Średniowiecze jest powszechnie uznawane za epokę ciemnoty i zacofania. Teksty są dla młodych ludzi trudne w odbiorze, filozofia nie znajduje zrozumienia. Zagadnienia należy jednak omówić i to najlepiej tak, by zostały w uczniowskich głowach.
Ostatnimi czasy postanowiłam rzucić wyzwanie wiekom średnim. Przyszedł czas, by odczarować tysiąclecie początkujące nowożytność. A wszystko za sprawą małego przypadku. Siedzieliśmy z klasą pierwszą liceum i mieliśmy w planach rozmowę na temat “Bogurodzicy”. Wiadomym jest, że nawet po dogłębnym rozpoznaniu treści, zwykle dzieciaki szybko przestają się orientować kto, do kogo i o czym mówi.
Wgryzając się w kolejne wersy zapisane staropolszczyzną wpadłam na pomysł zwizualizowania tego, o czym mówi podmiot liryczny. Postaci przywołane w tekście szybko znalazły swoje miejsce na tablicy (z uwzględnieniem hierarchii przywołanej w utworze, rzecz jasna). Dalej poszło już z górki. Dopisaliśmy odpowiednio prośby ludzi oraz określenia wykorzystane w odniesieniu do bohaterów utworu. Rysnotka gotowa! O tym, że okazała się skuteczna dowiedziałam się już na kolejnych zajęciach, gdy uczniowie bez trudu opowiadali o treści pierwszego polskiego hymnu.
Zachęcona sukcesem postanowiłam w podobny sposób potraktować Rolanda i pieśń o nim. Był to absolutny debiut w szkicowaniu wojaka, ale efekty uznałam za zadowalające 🙂 Na podstawie fragmentów zamieszczonych w podręczniku uczniowie uzupełniali schematy (ćwiczenie sprawdziło się zarówno u gimnazjalistów, jak i licealistów). W odniesieniu do treści należało nazwać i zapisać: myśli, uczucia i działania rycerza. Na podstawie spostrzeżenie młodzi ludzie tworzyli kodeks postępowania literackiego hrabiego (wiedząc jak powinny być skonstruowane takie wytyczne).

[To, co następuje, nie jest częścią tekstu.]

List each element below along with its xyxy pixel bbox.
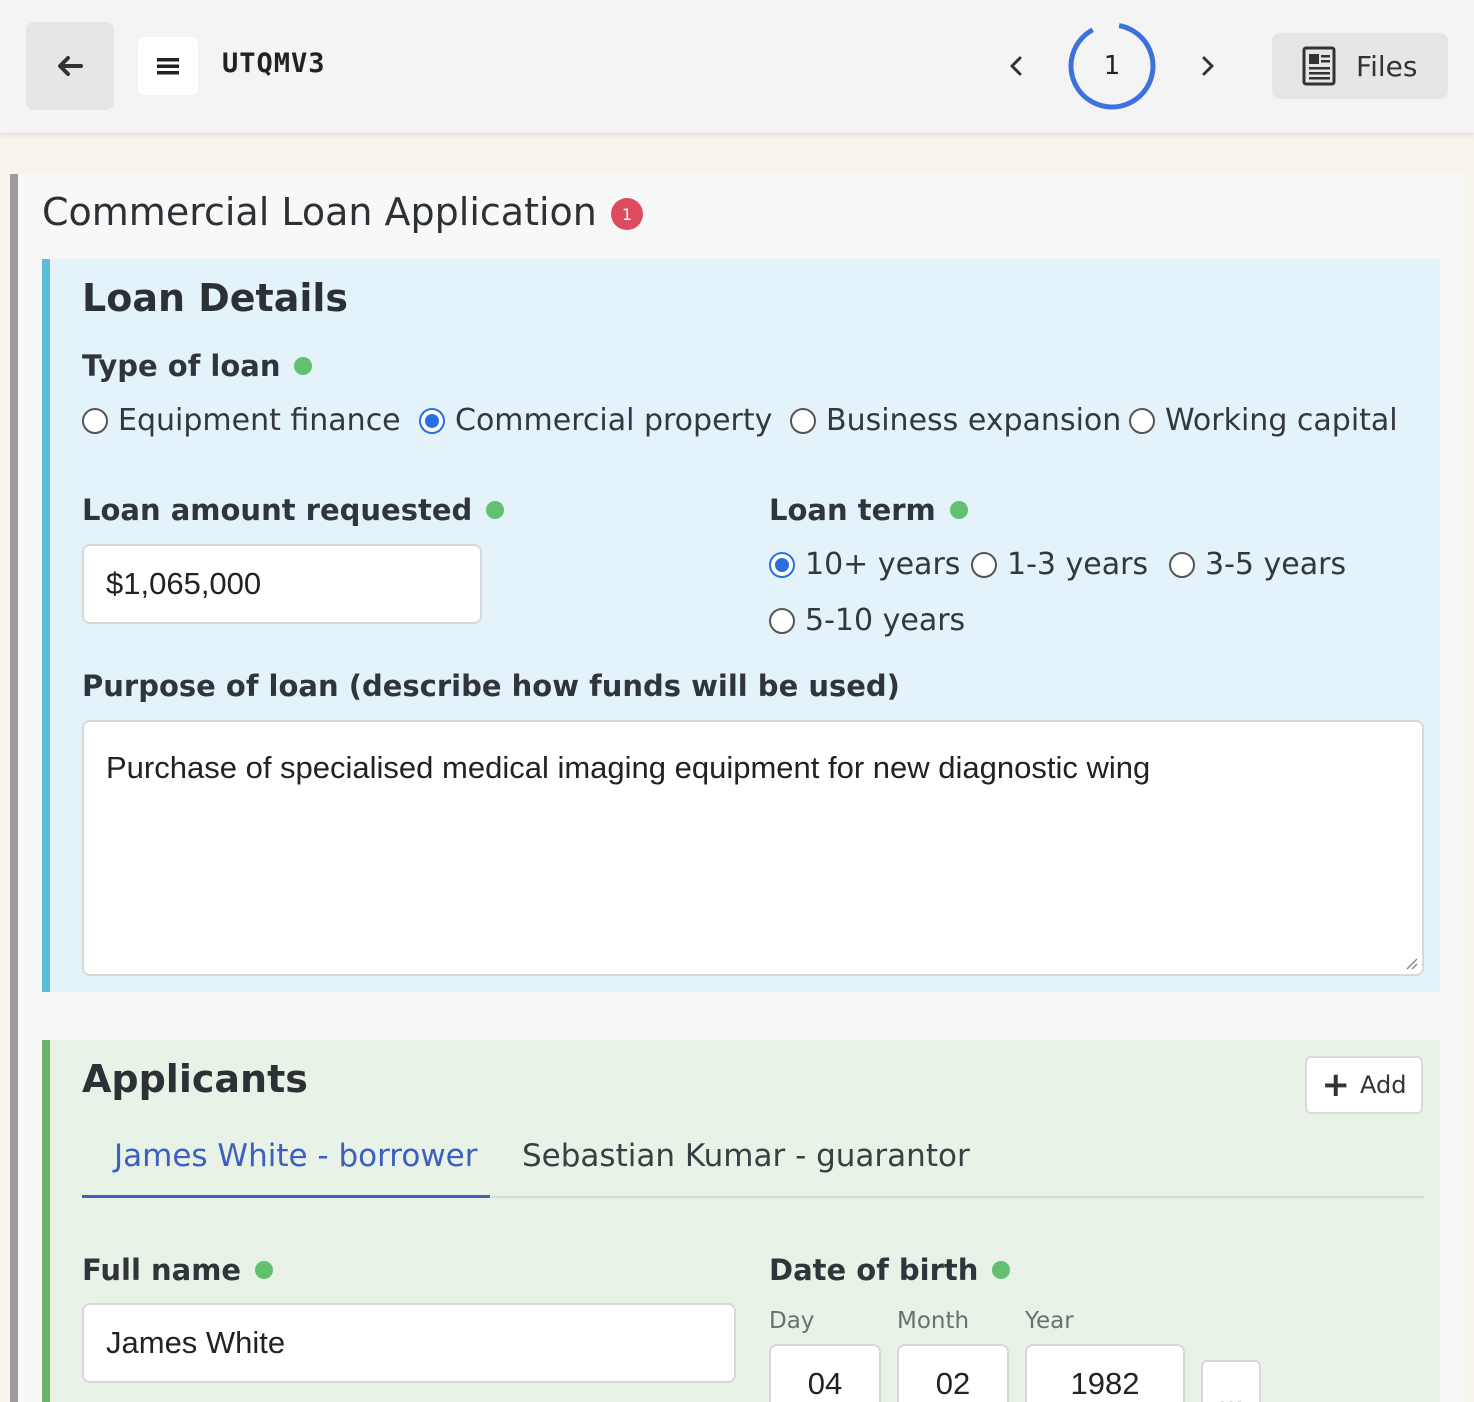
radio-term-5-10[interactable]: 5-10 years	[769, 603, 965, 638]
radio-commercial-property[interactable]: Commercial property	[419, 403, 772, 438]
back-button[interactable]	[26, 22, 114, 110]
radio-term-3-5[interactable]: 3-5 years	[1169, 547, 1346, 582]
menu-button[interactable]	[138, 37, 198, 95]
valid-status-dot	[992, 1261, 1011, 1279]
radio-label: Business expansion	[826, 403, 1122, 438]
loan-details-section: Loan Details Type of loan Equipment fina…	[42, 259, 1440, 992]
radio-circle	[1129, 407, 1155, 434]
purpose-of-loan-text: Purchase of specialised medical imaging …	[106, 750, 1151, 785]
purpose-of-loan-label: Purpose of loan (describe how funds will…	[82, 669, 900, 703]
loan-term-label: Loan term	[769, 493, 968, 527]
radio-label: Equipment finance	[118, 403, 401, 438]
document-code: UTQMV3	[222, 48, 326, 79]
radio-circle-selected	[769, 551, 795, 578]
loan-amount-label-text: Loan amount requested	[82, 493, 473, 527]
date-of-birth-label: Date of birth	[769, 1253, 1011, 1287]
type-of-loan-label: Type of loan	[82, 349, 313, 383]
arrow-left-icon	[58, 56, 83, 76]
purpose-of-loan-textarea[interactable]: Purchase of specialised medical imaging …	[82, 720, 1424, 976]
dob-month-label: Month	[897, 1308, 970, 1334]
error-count-badge[interactable]: 1	[611, 198, 643, 230]
valid-status-dot	[486, 501, 505, 519]
full-name-input[interactable]: James White	[82, 1303, 736, 1383]
full-name-label-text: Full name	[82, 1253, 242, 1287]
hamburger-icon	[157, 58, 179, 75]
top-bar: UTQMV3 1 Files	[0, 0, 1474, 134]
radio-equipment-finance[interactable]: Equipment finance	[82, 403, 401, 438]
loan-amount-label: Loan amount requested	[82, 493, 505, 527]
resize-grip-icon[interactable]	[1402, 954, 1418, 970]
radio-label: 1-3 years	[1007, 547, 1149, 582]
loan-term-label-text: Loan term	[769, 493, 936, 527]
left-rule	[10, 174, 18, 1402]
form-title: Commercial Loan Application	[42, 190, 597, 234]
applicants-section: Applicants + Add James White - borrower …	[42, 1040, 1440, 1402]
next-page-button[interactable]	[1188, 44, 1228, 88]
radio-circle	[769, 607, 795, 634]
dob-day-label: Day	[769, 1308, 815, 1334]
radio-term-10-plus[interactable]: 10+ years	[769, 547, 960, 582]
radio-circle	[1169, 551, 1195, 578]
page-number: 1	[1103, 51, 1121, 81]
tab-james-white-borrower[interactable]: James White - borrower	[114, 1138, 478, 1174]
radio-term-1-3[interactable]: 1-3 years	[971, 547, 1148, 582]
radio-label: 3-5 years	[1205, 547, 1347, 582]
type-of-loan-label-text: Type of loan	[82, 349, 281, 383]
chevron-left-icon	[1010, 56, 1022, 76]
chevron-right-icon	[1202, 56, 1214, 76]
radio-working-capital[interactable]: Working capital	[1129, 403, 1398, 438]
plus-icon: +	[1321, 1065, 1351, 1105]
loan-details-title: Loan Details	[82, 276, 349, 320]
radio-label: 5-10 years	[805, 603, 966, 638]
radio-circle	[82, 407, 108, 434]
files-button[interactable]: Files	[1272, 33, 1448, 99]
valid-status-dot	[294, 357, 313, 375]
document-icon	[1302, 46, 1336, 86]
date-of-birth-label-text: Date of birth	[769, 1253, 979, 1287]
previous-page-button[interactable]	[996, 44, 1036, 88]
full-name-label: Full name	[82, 1253, 274, 1287]
valid-status-dot	[949, 501, 968, 519]
dob-day-input[interactable]: 04	[769, 1344, 881, 1402]
tab-sebastian-kumar-guarantor[interactable]: Sebastian Kumar - guarantor	[522, 1138, 970, 1174]
dob-month-input[interactable]: 02	[897, 1344, 1009, 1402]
add-applicant-button[interactable]: + Add	[1305, 1056, 1423, 1114]
valid-status-dot	[255, 1261, 274, 1279]
purpose-of-loan-label-text: Purpose of loan (describe how funds will…	[82, 669, 900, 703]
radio-label: Working capital	[1165, 403, 1398, 438]
radio-circle-selected	[419, 407, 445, 434]
dob-year-input[interactable]: 1982	[1025, 1344, 1185, 1402]
radio-circle	[790, 407, 816, 434]
add-button-label: Add	[1360, 1071, 1407, 1099]
radio-business-expansion[interactable]: Business expansion	[790, 403, 1121, 438]
files-button-label: Files	[1356, 49, 1418, 83]
applicants-title: Applicants	[82, 1057, 308, 1101]
more-options-button[interactable]: ...	[1201, 1360, 1261, 1402]
loan-amount-input[interactable]: $1,065,000	[82, 544, 482, 624]
radio-label: 10+ years	[805, 547, 961, 582]
dob-year-label: Year	[1025, 1308, 1074, 1334]
radio-circle	[971, 551, 997, 578]
radio-label: Commercial property	[455, 403, 773, 438]
active-tab-indicator	[82, 1195, 490, 1198]
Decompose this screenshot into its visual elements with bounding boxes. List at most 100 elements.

Jakby tego było mało, zmalowałam kartę z najważniejszymi hasłami wspomnianej na początku epoki. Można ją wykorzystać jako wstęp lub podsumowanie cyklu zajęć (zależnie od potrzeb). Jeśli macie ochotę wykorzystać przygotowane przeze mnie materiały, znajdziecie je <tu>.
PS Powstała jeszcze karta do tekstu “Żale Matki Boskiej pod krzyżem”, jednak nie zeskanowałam jej (gapa ja). Dajcie znać, gdybyście chcieli również ją móc pobrać 😀
4 komentarze “Mroki średniowiecza”
O, dzięki Ci, o wielka! Właśnie zaczęliśmy poznawać średniowiecze i rysnotka będzie znakomitym uplastycznieniem trudnych treści. O dzięki ci Pani! (Ukłony)- ja dygam uprzejmie?
Polecam swą skromną osobę na przyszłość ?
Piękny ten rycerz, pokazałam uczniom i od razu przerysowywali 🙂 Dzięki
Jestem biologiem, belfrem, skromnym bibliofilem i po przekroczeniu "progów" chylę czoła przed pasją, pomysłowością i pracą. Dziękuję za Pani zaangażowanie i inspiracje co ciekawe do zupełnie różnych tematów lekcyjnych (układ hormonalny człowieka). Pozdrawiam.